La croissance de 6% (contre 6,7% annoncée) reste une performance exceptionnelle et non une contre-performance, comme le laissent présager les mauvaises langues. Le pays a fait preuve d’une capacité de résilience exceptionnelle pour résister aux chocs exogènes et à la conjoncture internationale.
L’honnêteté est la première vertu d’un intellectuel. Lorsque je lis dans la presse certaines «analyses économiques» qui s’appesantissent plus sur le déphasage de 0,7 point entre la croissance prévisionnelle et la croissance réelle supposée du Sénégal pour l’exercice 2019, je dénote deux choses qui relèvent soit de l’incapacité des auteurs à comprendre, soit de la malhonnêteté intellectuelle doublée d’une volonté de manipuler l’opinion. L’économie a ses réalités.
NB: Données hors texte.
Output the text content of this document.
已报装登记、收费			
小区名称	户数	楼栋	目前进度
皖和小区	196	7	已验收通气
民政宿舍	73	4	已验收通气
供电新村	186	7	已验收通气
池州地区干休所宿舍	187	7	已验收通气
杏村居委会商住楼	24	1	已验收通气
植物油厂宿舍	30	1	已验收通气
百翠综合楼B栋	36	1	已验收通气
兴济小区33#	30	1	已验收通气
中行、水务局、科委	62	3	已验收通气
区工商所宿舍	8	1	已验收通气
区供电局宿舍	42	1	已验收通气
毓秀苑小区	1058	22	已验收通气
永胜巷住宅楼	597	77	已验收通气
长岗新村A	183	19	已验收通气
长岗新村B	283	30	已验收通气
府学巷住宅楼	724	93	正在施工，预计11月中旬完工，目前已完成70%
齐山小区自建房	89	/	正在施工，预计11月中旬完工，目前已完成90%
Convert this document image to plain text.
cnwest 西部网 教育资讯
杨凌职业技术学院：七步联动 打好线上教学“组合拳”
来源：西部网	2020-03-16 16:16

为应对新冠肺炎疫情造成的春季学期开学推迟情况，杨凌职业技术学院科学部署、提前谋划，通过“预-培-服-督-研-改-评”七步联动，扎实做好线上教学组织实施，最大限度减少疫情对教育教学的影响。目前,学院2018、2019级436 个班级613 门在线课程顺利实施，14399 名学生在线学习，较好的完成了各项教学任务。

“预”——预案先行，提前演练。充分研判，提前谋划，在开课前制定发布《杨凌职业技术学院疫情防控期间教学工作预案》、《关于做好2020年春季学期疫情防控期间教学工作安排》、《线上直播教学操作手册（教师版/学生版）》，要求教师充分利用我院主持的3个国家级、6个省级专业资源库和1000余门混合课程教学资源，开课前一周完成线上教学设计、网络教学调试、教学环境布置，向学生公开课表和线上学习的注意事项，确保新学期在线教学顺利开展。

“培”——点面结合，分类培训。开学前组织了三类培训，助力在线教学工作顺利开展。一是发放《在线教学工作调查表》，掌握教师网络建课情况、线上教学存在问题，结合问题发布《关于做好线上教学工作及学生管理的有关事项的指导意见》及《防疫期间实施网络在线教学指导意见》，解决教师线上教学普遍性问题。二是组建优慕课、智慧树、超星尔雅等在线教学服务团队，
Comprennent-ils le mot «prévisionnel» ? La Croissance prévisionnelle doit-elle forcément se conformer à celle finale et réelle ? Tenter d’y répondre, c’est tenter de répondre à la question suivante : l’Homme peut-il maîtriser le court de sa vie et des aléas ? Alors comment se baser sur une thèse aussi intangible pour dégager des «vérités» et oser de surcroît les partager avec l’opinion ?
On peut s’estimer heureux de cette performance économique du Sénégal de 6% contre 6,7% initialement annoncée et 2,6 à 2,7% au niveau mondial (les performances exactes ne seront connues que dans les mois qui viennent).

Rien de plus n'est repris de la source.